UNITED STATES SUPREME COURT DECISIONS ON-LINE

MILWAUKEE RAILROAD CO. V. SOUTTER & KNAPP, 72 U. S. 660 (1866)

72 U. S. 660

U.S. Supreme Court

Milwaukee Railroad Co. v. Soutter & Knapp, 72 U.S. 5 Wall. 660 660 (1866)

Milwaukee Railroad Co. v. Soutter & Knapp

72 U.S. (5 Wall.) 660

Syllabus

The act of confirming or setting aside a sale made by a commissioner in chancery, involving, as it often does, the exercise of a very delicate judgment and discretion, cannot be regarded as a mere control of the ministerial duties of an officer in the execution of final process.

Hence, under the case of Bronson v. La Crosse Railroad Co., 1 Wall. 405, here approved, such an act belonged, under the Congressional statutes of July 15, 1862, and 3 March, 1863, 12 Stat. at Large 576 and 807, to the Circuit Court of Wisconsin, and not to the district court, even though the sale was made under a decree of foreclosure in the last-named court, rendered before the Act of July 15, 1862, and when, therefore, the district court was possessed of full circuit court powers.

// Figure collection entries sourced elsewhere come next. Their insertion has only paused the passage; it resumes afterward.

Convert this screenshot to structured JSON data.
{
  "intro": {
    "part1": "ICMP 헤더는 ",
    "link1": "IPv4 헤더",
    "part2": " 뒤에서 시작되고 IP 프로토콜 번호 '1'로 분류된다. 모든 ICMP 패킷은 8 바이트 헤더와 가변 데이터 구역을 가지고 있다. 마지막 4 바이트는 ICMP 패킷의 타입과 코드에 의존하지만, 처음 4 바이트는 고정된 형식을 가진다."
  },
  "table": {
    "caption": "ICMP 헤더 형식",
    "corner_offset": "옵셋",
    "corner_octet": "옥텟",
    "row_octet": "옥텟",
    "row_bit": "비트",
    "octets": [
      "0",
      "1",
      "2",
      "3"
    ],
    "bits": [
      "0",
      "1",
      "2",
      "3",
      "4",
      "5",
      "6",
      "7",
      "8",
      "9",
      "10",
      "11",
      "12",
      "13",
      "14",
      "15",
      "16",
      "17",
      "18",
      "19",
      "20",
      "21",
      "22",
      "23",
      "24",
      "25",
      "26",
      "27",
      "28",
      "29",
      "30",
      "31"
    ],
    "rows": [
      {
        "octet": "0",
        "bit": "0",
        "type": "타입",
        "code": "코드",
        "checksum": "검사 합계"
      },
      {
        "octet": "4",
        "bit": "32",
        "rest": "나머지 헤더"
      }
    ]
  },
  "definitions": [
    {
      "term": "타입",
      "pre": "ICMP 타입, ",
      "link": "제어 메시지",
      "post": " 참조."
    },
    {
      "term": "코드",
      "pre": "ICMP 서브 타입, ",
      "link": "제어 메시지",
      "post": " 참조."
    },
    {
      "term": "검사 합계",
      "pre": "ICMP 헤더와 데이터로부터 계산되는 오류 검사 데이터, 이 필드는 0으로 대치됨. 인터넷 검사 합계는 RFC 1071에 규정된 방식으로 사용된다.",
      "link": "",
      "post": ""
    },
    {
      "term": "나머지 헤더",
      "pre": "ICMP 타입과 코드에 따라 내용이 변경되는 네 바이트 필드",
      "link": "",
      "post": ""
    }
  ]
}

This was an appeal by the Milwaukee & Minnesota Railroad Company from an order of court confirming a sale made by the marshal under a decree of foreclosure of a mortgage on the western division of the La Crosse & Milwaukee Railroad.

The facts out of which the appeal grew were these:

The original decree of foreclosure was rendered by the District Court of Wisconsin, then possessing full circuit court powers, on the 13th of January, 1862, and on the 2d of October, 1862, the marshal made a sale under that decree. In the meantime, to-wit, on the 15th July, 1862, Congress, by an clubjuris

Page 72 U. S. 661

act of that date, had established a circuit court for the district of Wisconsin, whereby all causes then pending in the district court which might have been brought or which could have been originally cognizable in a circuit court were transferred to the circuit court and the district court was deprived of all circuit court powers. The marshal therefore returned the report of his sale into the circuit court. This was on the 6th day of October, 1862.

After several orders partially confirming the sale, the circuit court, January 17, 1863, set it aside and ordered the marshal to sell again according to the original decree. On the 25th of April thereafter, the marshal made another sale.

Congress, however, on the 3d March, 1863, had passed a statute authorizing the district courts where they had rendered final judgments or decrees, prior to the act of July 15, 1862, in cases which might have been brought, and could have been originally cognizable in a circuit court,

"to issue writs of execution or other final process or to use such other powers and proceedings as might be in accordance with law, to enforce the judgments and decrees aforesaid."

Acting under this law, the marshal reported this sale to the district court, and that court made an order of confirmation. The appellants here applied to the circuit court for a rule on the marshal to make a report of his sale to that court, which application was refused.

They now appealed from these orders of the circuit and district courts and sought their reversal on the ground that the district court had no power to act in the matter of the confirmation of the sale, and that it properly belonged to the circuit court.